Keninsberg, Rokhl Oyerbakh, and the Pleiade of
young Galician poets, she contributed to the literary journal Tsushteyer (Contribution). There she published a study entitled “Teme un
forem in der kunst fun shagal” (Theme and form in the art of Chagall) and
“Vayte verter in der dikhtung” (Further words about poetry). With her cubist poems, Fogel—according to her
own formulation—sought to create “a new kind of lyric, a lyric of geometric
ornamentality with its monotony with its rhythm of return.” She excelled in her essays with profound
erudition and great professionalism in the realm of art. Her books include: Tog-figurn, lider (Day figures, poetry) (Lemberg: Tsushteyer,
1930), 72 pp.; Manekinen
(Mannequins), poems (Warsaw: Tsushteyer, 1934), 69 pp.; Akatsyes blien, montazhn (Acacias in bloom, montages) (Warsaw,
1935), 74 pp.
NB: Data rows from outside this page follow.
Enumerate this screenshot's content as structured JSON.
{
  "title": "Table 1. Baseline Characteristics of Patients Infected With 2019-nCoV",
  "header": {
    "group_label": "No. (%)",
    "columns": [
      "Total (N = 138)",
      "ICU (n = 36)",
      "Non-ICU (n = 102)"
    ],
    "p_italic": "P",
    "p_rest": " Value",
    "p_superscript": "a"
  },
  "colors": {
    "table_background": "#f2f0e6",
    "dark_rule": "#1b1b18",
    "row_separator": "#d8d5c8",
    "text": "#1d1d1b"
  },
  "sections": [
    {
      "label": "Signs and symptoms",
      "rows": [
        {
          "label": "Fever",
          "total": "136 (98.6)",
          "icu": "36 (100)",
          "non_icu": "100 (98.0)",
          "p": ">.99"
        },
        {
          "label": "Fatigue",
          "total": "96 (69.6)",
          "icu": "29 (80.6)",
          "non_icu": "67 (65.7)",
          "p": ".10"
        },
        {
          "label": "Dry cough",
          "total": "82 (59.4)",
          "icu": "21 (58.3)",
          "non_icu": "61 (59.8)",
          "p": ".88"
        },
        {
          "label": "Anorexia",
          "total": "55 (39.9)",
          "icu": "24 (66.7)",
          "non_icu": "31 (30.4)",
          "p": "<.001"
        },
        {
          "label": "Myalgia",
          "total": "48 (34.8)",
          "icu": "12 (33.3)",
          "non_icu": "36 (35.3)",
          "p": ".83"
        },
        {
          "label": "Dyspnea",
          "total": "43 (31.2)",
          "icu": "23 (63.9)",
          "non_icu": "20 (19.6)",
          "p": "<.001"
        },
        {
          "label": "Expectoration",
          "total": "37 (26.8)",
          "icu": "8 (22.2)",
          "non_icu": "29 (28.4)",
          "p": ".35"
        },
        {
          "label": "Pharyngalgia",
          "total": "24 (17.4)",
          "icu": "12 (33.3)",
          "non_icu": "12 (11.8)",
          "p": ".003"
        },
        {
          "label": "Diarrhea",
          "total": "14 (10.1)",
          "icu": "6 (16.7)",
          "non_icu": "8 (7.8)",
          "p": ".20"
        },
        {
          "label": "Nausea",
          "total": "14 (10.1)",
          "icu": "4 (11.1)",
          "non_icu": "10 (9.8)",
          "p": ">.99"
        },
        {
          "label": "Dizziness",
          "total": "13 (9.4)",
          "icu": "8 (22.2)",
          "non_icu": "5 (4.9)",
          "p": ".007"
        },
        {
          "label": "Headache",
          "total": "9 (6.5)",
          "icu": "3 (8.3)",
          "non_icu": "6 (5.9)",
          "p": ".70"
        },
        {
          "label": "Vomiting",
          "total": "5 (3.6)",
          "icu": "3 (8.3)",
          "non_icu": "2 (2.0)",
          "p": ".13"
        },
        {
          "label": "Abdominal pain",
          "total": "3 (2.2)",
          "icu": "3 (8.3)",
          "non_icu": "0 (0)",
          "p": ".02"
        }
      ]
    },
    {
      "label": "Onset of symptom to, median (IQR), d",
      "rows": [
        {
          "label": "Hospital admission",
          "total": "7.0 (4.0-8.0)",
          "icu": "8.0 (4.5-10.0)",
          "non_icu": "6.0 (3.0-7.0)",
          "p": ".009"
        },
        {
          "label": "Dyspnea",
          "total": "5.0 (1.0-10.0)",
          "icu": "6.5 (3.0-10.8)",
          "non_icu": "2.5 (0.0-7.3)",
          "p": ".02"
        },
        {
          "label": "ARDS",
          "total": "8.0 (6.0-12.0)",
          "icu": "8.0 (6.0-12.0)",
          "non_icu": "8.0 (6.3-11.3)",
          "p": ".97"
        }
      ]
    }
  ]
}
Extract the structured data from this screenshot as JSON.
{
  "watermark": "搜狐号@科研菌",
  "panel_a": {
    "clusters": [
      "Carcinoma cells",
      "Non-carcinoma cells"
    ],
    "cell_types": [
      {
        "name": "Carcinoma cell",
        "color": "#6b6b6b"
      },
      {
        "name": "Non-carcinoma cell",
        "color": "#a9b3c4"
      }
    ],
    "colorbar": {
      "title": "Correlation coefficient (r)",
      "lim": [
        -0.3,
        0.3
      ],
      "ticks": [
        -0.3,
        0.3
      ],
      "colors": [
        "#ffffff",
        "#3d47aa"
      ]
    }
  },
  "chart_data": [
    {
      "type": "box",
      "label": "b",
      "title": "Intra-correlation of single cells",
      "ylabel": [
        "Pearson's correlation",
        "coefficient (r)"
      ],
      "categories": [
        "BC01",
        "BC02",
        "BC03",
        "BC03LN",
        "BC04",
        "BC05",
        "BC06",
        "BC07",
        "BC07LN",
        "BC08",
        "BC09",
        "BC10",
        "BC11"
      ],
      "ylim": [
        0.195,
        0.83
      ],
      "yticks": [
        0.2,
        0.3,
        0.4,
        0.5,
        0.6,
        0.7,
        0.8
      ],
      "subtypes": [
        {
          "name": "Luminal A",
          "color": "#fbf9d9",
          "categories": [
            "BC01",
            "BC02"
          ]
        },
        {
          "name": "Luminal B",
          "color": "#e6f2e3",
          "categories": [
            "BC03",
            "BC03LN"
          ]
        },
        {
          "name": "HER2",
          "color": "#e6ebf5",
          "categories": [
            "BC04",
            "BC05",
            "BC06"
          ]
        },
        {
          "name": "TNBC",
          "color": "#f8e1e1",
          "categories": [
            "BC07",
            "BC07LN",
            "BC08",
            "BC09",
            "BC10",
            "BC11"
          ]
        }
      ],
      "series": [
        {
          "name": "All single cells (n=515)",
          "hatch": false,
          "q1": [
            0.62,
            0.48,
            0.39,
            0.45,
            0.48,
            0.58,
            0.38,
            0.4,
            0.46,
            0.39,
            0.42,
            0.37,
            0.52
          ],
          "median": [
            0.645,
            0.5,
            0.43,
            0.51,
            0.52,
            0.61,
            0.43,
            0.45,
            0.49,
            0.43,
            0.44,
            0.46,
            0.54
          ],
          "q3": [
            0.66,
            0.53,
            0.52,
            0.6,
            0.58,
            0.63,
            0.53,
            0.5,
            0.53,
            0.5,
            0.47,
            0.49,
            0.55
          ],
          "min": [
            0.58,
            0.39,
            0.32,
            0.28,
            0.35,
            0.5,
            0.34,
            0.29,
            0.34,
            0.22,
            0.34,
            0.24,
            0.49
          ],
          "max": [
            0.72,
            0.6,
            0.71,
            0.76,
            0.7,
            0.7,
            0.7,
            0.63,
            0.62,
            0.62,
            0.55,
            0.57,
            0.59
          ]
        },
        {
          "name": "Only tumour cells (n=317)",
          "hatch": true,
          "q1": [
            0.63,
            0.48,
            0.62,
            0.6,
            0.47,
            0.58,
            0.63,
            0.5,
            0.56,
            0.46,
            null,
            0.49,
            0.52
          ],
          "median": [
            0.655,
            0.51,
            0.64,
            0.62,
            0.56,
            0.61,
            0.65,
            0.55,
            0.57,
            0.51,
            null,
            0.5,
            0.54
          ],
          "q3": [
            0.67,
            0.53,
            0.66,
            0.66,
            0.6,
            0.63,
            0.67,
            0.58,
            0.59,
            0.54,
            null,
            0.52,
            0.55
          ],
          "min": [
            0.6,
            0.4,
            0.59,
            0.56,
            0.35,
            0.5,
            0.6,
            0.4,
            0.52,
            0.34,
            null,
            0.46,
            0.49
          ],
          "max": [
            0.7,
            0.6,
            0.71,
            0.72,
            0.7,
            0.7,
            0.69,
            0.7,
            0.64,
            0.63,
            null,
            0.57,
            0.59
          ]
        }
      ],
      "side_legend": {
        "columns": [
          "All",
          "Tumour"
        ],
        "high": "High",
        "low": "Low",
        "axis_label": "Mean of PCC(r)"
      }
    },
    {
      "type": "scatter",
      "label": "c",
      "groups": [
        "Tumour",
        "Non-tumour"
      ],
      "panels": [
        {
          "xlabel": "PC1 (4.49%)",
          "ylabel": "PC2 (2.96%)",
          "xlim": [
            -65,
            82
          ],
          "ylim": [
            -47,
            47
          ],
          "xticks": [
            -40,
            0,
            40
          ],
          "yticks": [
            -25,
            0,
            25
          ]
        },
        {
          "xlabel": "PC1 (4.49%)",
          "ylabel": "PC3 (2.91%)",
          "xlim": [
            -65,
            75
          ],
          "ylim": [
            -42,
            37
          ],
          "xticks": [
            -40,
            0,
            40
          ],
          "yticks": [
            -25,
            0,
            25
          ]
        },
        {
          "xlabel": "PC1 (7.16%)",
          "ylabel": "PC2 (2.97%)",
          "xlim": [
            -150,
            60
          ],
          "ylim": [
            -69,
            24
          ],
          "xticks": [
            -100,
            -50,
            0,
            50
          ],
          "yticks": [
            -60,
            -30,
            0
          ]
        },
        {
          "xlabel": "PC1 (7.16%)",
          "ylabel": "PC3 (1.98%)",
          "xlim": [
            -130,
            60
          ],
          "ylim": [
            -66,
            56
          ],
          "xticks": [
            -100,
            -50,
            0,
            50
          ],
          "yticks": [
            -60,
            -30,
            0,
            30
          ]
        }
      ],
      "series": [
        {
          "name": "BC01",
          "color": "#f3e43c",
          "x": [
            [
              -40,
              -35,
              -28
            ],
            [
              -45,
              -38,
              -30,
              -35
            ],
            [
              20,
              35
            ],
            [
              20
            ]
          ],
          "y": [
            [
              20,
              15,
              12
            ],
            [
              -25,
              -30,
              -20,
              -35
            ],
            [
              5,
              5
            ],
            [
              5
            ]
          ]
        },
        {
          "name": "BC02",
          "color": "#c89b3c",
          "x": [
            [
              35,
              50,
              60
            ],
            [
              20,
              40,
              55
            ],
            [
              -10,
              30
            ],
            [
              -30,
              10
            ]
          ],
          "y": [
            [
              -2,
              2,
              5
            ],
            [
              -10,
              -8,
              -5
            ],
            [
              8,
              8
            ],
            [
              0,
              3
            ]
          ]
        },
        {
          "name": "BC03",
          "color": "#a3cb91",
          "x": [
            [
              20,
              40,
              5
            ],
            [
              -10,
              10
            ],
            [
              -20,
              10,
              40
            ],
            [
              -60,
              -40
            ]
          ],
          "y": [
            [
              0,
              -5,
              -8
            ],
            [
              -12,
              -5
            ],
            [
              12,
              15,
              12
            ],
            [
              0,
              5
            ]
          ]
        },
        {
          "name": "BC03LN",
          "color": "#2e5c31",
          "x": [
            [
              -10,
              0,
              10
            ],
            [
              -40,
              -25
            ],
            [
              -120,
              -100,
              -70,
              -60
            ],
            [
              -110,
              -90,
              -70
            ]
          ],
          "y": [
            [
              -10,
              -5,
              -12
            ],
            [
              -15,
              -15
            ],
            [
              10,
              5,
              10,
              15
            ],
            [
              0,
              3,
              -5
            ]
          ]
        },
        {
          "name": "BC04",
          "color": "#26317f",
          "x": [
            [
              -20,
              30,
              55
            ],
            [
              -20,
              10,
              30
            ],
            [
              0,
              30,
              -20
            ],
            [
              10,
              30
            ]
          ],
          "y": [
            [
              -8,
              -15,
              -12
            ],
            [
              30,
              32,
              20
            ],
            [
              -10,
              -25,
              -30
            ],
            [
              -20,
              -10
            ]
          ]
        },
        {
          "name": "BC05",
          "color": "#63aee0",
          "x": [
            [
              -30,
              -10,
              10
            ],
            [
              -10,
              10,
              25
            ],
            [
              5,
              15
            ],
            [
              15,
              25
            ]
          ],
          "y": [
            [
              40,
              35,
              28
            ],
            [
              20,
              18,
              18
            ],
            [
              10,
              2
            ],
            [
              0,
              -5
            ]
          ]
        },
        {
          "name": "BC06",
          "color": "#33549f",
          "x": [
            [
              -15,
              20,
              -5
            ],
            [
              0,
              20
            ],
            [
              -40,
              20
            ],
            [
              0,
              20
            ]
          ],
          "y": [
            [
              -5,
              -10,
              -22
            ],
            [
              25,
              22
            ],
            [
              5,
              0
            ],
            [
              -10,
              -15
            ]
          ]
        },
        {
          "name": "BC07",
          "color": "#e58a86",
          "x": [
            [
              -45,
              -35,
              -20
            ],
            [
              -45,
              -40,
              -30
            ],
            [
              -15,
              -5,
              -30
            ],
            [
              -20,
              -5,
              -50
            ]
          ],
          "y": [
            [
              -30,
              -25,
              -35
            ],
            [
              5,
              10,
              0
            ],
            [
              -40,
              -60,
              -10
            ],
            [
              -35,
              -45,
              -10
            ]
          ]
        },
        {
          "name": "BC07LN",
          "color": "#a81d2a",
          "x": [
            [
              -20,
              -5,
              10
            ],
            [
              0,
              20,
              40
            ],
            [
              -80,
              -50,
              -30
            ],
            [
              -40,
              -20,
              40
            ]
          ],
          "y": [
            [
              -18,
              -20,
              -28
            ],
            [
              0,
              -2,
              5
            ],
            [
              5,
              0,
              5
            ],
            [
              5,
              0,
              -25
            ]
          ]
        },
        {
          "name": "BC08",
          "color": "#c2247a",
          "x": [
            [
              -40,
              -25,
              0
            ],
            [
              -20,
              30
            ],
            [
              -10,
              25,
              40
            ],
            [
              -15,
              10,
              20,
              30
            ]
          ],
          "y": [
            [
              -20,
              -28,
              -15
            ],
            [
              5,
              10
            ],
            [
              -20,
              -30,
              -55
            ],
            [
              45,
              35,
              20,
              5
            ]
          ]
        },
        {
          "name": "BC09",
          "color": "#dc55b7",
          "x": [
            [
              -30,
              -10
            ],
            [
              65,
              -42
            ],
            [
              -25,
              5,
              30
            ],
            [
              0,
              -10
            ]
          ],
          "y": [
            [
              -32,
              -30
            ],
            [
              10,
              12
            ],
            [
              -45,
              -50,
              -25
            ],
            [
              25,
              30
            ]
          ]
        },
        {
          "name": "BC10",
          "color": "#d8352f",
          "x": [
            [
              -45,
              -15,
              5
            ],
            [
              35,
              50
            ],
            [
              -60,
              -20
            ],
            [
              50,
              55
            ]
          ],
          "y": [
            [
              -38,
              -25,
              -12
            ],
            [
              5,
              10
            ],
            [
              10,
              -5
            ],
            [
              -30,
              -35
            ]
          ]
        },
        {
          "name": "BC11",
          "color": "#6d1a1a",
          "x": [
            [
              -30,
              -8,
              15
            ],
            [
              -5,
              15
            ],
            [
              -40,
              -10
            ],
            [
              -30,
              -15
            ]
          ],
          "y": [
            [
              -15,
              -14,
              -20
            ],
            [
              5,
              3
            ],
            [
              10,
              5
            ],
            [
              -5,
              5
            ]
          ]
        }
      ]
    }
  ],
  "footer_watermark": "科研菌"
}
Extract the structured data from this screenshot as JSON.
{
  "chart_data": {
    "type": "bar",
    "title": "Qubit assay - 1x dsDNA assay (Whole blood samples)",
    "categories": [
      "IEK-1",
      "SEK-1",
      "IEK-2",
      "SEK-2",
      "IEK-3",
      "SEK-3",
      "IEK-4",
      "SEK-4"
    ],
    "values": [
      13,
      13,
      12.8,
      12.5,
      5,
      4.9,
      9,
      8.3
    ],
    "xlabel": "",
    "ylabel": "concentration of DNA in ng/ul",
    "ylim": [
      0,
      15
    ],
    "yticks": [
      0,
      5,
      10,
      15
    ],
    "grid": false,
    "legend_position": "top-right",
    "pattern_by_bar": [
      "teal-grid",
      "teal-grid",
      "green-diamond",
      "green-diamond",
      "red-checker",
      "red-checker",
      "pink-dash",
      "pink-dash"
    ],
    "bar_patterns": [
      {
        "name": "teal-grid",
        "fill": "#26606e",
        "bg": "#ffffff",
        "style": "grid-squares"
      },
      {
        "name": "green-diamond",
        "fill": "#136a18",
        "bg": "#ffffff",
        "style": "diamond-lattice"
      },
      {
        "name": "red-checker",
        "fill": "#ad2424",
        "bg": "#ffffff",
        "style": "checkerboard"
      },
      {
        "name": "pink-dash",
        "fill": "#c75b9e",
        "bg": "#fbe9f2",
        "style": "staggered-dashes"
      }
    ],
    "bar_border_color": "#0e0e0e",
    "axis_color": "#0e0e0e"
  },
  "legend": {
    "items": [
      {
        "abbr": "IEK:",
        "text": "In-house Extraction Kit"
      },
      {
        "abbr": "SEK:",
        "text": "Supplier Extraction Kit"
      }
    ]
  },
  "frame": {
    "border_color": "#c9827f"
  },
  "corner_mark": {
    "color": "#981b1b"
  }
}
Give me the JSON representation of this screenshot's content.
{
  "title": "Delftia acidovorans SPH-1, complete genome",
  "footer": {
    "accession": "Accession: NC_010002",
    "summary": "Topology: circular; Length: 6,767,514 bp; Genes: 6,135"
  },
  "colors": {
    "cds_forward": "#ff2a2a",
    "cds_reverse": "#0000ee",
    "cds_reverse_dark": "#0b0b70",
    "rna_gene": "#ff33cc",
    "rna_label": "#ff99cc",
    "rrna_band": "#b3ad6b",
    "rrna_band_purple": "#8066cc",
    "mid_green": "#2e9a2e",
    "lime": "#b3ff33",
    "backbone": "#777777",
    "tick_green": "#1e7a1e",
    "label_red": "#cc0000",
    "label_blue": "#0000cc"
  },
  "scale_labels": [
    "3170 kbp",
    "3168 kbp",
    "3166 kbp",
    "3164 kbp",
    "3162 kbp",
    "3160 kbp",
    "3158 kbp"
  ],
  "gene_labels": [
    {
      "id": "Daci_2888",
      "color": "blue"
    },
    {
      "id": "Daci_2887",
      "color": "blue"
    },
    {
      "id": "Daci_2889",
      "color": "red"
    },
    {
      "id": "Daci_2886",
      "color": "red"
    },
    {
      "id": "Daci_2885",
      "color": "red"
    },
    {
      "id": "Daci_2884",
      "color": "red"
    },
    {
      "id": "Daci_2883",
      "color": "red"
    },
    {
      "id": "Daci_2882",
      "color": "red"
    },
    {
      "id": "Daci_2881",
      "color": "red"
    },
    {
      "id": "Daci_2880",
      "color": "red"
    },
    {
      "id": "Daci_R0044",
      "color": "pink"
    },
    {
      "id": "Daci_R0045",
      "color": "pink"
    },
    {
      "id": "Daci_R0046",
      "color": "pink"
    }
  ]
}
At the time of the highly
accursed Aktion in Lemberg in the summer of 1942, she and her husband,
six-year-old son, and mother hid out in a bunker. The family was discovered by the Germans, and
all of them were shot on the spot.
“The strangeness, and if you will
the ‘outlandishness,’ of Dvoyre Fogel’s poetry,” wrote Mendel Naygreshl, “comes
first and foremost from her search for the sources of poetic inspiration, there
where most poets of her time—in Galicia and Poland—did not wish to look…. Cubist painting on one side and
intellectualism on the other led her to the notion that poetry ought to be
static and aloof; the dynamic may be entirely excluded and the musical element
should be superseded by the musical.”
“Dvoyre Fogel’s poetry,” noted
Shloyme Bikl, “is rooted not in Jewish ways and also not in any closeness to
Jewish history. Her poetry is an effort
to synthesize the rediscovered Yiddish language from her grandmother with her
own acquired European erudition. One cannot
say with complete assurance that this match has indeed been successful, or that
Dvoyre Fogel’s poetry from Tog-figurn
(Lemberg, 1930) and from Manekinen (Lemberg,
1934) and her poetry in prose from Akatsyes
blien (1935) are a thoroughly successful and long-lasting accomplishment. In light of her three books, however, one can
say without the least reservation that the attempt to carry out such a synthesis
of the Yiddish language and artistic European erudition was a psychologically
pure and creatively naïve one, and that the effort was made by a person with a
refined intellect and poetic boldness.”
Sources:
Shmuel Niger, in Tog (New York)
(February 25, 1931); A. Shvarts, in Tshernovitser
bleter (Czernowitz) (August 13, 1934); H. Segal, Tshernovitser bleter (March 12, 1935); B. Shnaper, in Literarishe bleter (Warsaw) (October 4,
1935); Y. A. V-n, in Inzikh (New
York) 11 (1935); Meylekh Ravitsh, Mayn
leksikon (My lexicon), vol. 1 (Montreal, 1945); Dr. M. Naygreshl, in Tsukunft (New York) (1951); B. Heler, ed.,
Antologye fun
umgekumene dikhter (Anthology of murdered poets) (Warsaw, 1951);
Dr. Shloyme Bikl, in Tog-morgn-zhurnal (New York) (February 26, 1961); Bikl, in Tsukunft (March 1965; Bikl, Shrayber fun mayn dor (Writers of my
generation), vol. 2 (New York, 1965); R.
Oyerbakh, in Di goldene keyt (Tel
Aviv) 50 (1964); Sh. Meltser, in Al
naharot (Jerusalem) (1955/1956); Dov Sadan, Avne miftan, masot al sofre yidish (Milestones, essays on Yiddish
writers), vol. 1 (Tel Aviv: Perets Publ., 1961); Sefer burshtin (Volume for Burštýn) (Jerusalem, 1959/1960), pp. 173-76.